Best Practices Guide

This document outlines recommended practices for using and managing Apache Airflow effectively.

Core Principles

Adhering to these principles will lead to more robust, maintainable, and scalable Airflow deployments.

DAG Design

Task Dependencies

Clearly define dependencies between tasks to ensure correct execution order. Use operators' dependency management features (e.g., >>, <<, set_upstream, set_downstream).


from airflow import DAG
from airflow.operators.bash import BashOperator
from datetime import datetime

with DAG(
    dag_id='dependency_example',
    start_date=datetime(2023, 1, 1),
    schedule_interval=None,
    catchup=False,
) as dag:
    task_a = BashOperator(task_id='task_a', bash_command='echo "Task A"')
    task_b = BashOperator(task_id='task_b', bash_command='echo "Task B"')
    task_c = BashOperator(task_id='task_c', bash_command='echo "Task C"')

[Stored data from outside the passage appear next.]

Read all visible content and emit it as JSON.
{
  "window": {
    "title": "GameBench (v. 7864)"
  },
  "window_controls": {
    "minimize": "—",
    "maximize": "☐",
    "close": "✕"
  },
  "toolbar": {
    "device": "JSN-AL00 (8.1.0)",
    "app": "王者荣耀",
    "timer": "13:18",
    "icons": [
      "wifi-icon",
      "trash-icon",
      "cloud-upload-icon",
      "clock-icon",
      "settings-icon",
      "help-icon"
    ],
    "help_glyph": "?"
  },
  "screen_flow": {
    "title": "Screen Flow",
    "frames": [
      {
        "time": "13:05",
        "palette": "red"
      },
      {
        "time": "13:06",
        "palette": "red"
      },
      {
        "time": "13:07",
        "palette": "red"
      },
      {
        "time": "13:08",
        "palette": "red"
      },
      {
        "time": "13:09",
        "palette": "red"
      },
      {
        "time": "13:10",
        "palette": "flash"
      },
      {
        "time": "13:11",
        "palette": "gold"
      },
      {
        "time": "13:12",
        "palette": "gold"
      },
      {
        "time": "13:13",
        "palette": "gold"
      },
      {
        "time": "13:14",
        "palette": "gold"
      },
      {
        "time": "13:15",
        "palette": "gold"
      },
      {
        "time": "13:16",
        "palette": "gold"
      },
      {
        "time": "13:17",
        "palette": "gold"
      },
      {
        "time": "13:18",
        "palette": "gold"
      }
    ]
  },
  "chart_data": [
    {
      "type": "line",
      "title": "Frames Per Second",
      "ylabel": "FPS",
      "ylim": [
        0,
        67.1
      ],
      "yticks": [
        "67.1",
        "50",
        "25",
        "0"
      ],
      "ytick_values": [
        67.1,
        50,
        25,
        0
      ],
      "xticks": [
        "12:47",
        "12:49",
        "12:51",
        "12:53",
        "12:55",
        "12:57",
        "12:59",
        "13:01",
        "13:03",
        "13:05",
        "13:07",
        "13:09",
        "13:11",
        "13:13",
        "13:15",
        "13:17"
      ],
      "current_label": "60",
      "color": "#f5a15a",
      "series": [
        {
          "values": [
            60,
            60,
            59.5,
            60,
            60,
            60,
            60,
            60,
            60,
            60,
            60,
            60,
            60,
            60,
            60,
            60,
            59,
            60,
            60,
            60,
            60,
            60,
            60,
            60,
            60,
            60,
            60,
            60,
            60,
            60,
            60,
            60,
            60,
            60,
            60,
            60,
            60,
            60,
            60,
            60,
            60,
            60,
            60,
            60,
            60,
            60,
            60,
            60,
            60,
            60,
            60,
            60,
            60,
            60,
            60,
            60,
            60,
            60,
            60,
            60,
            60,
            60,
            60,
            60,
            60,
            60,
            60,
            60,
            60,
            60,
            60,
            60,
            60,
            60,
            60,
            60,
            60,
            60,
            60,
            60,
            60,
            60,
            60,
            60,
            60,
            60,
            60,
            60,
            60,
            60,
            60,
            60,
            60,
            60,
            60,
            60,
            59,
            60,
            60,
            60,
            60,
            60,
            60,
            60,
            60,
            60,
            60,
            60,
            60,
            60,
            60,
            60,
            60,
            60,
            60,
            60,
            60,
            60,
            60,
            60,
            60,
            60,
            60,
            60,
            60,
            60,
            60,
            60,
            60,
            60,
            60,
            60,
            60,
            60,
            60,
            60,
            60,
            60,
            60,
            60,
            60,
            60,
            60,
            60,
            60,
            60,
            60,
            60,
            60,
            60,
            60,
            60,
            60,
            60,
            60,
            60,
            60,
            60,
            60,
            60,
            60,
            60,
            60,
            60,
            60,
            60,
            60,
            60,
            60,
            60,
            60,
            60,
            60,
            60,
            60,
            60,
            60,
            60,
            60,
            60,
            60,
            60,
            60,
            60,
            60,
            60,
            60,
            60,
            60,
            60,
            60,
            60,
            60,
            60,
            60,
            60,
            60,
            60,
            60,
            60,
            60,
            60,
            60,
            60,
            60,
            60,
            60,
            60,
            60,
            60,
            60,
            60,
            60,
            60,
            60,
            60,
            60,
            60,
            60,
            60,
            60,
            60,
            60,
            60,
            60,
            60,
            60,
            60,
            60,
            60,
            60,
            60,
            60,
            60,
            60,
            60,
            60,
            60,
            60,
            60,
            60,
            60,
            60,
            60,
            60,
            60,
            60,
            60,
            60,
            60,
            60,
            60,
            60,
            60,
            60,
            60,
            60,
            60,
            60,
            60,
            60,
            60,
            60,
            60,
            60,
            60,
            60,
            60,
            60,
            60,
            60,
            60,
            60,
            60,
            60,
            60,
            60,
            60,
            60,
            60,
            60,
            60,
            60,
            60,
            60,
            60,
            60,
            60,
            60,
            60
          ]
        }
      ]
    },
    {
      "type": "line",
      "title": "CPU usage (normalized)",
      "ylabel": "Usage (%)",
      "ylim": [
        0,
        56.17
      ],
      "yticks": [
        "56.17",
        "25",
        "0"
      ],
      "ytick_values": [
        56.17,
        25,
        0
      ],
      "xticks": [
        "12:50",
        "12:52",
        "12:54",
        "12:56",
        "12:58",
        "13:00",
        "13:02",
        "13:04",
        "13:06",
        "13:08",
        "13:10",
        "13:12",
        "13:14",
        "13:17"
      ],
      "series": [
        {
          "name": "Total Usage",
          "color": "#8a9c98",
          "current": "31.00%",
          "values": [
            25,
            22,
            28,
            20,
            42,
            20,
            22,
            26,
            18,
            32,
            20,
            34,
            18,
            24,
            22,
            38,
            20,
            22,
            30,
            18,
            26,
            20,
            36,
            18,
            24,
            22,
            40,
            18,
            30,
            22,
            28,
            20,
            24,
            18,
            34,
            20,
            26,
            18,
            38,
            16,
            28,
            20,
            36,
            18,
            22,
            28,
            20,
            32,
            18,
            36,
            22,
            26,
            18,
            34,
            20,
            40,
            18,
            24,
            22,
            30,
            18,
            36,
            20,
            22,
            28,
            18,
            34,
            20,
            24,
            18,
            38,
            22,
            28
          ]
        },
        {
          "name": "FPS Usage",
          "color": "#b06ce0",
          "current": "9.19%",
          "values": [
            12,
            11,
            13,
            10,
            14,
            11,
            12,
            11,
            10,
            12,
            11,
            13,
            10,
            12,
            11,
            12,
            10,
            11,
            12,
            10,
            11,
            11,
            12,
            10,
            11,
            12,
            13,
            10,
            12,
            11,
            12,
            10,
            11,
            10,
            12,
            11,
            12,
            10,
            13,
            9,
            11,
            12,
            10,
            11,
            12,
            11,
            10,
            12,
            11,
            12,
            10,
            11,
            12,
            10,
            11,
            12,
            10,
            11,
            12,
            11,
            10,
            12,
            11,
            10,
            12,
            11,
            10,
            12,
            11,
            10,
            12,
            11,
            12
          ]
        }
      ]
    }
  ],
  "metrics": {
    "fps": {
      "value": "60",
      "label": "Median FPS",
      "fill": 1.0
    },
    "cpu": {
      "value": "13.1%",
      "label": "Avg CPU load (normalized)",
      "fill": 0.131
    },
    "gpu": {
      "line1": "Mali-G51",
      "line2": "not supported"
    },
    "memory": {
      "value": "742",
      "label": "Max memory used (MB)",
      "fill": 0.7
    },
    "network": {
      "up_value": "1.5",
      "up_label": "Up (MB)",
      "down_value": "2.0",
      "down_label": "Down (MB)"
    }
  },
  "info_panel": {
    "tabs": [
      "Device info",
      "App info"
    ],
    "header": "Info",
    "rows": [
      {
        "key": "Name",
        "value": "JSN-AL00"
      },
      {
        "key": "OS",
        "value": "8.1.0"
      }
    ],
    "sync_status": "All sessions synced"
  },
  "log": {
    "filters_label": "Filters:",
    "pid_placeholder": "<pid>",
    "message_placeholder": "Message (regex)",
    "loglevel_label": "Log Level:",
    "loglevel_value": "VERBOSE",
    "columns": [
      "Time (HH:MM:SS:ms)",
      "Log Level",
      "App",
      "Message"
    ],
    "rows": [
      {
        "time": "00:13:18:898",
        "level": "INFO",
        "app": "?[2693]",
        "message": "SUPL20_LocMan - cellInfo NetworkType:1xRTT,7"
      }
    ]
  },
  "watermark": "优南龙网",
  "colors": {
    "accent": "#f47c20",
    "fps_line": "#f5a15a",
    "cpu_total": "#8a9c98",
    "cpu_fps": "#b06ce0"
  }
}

    task_a >> task_b >> task_c
            

Task Granularity

Avoid overly large or overly small tasks. Tasks should represent logical units of work. A good balance is key for readability, debugging, and retries.

Error Handling

Implement robust error handling within your tasks. Utilize Airflow's retry mechanisms and consider using callbacks for notifications on failure.

Operator Usage

Built-in vs. Custom Operators

Leverage Airflow's rich set of built-in operators whenever possible. If a specific functionality is not covered, develop custom operators following best practices.

Parameterization

Use Jinja templating and Airflow Variables/Connections to parameterize your operator configurations, making DAGs more flexible and dynamic.

Configuration and Deployment

Executor Choice

Select the appropriate executor (e.g., LocalExecutor, CeleryExecutor, KubernetesExecutor) based on your workload and scaling needs.

Resource Management

Configure appropriate resources (CPU, memory) for your Airflow workers and scheduler to ensure optimal performance.

Security

Monitoring and Maintenance

Logging

Ensure proper logging is configured for your tasks and Airflow components. Centralized logging solutions are highly recommended.

Alerting

Set up alerts for task failures, SLA misses, and other critical events.

Regular Updates

Keep your Airflow installation and dependencies updated to benefit from new features and security patches.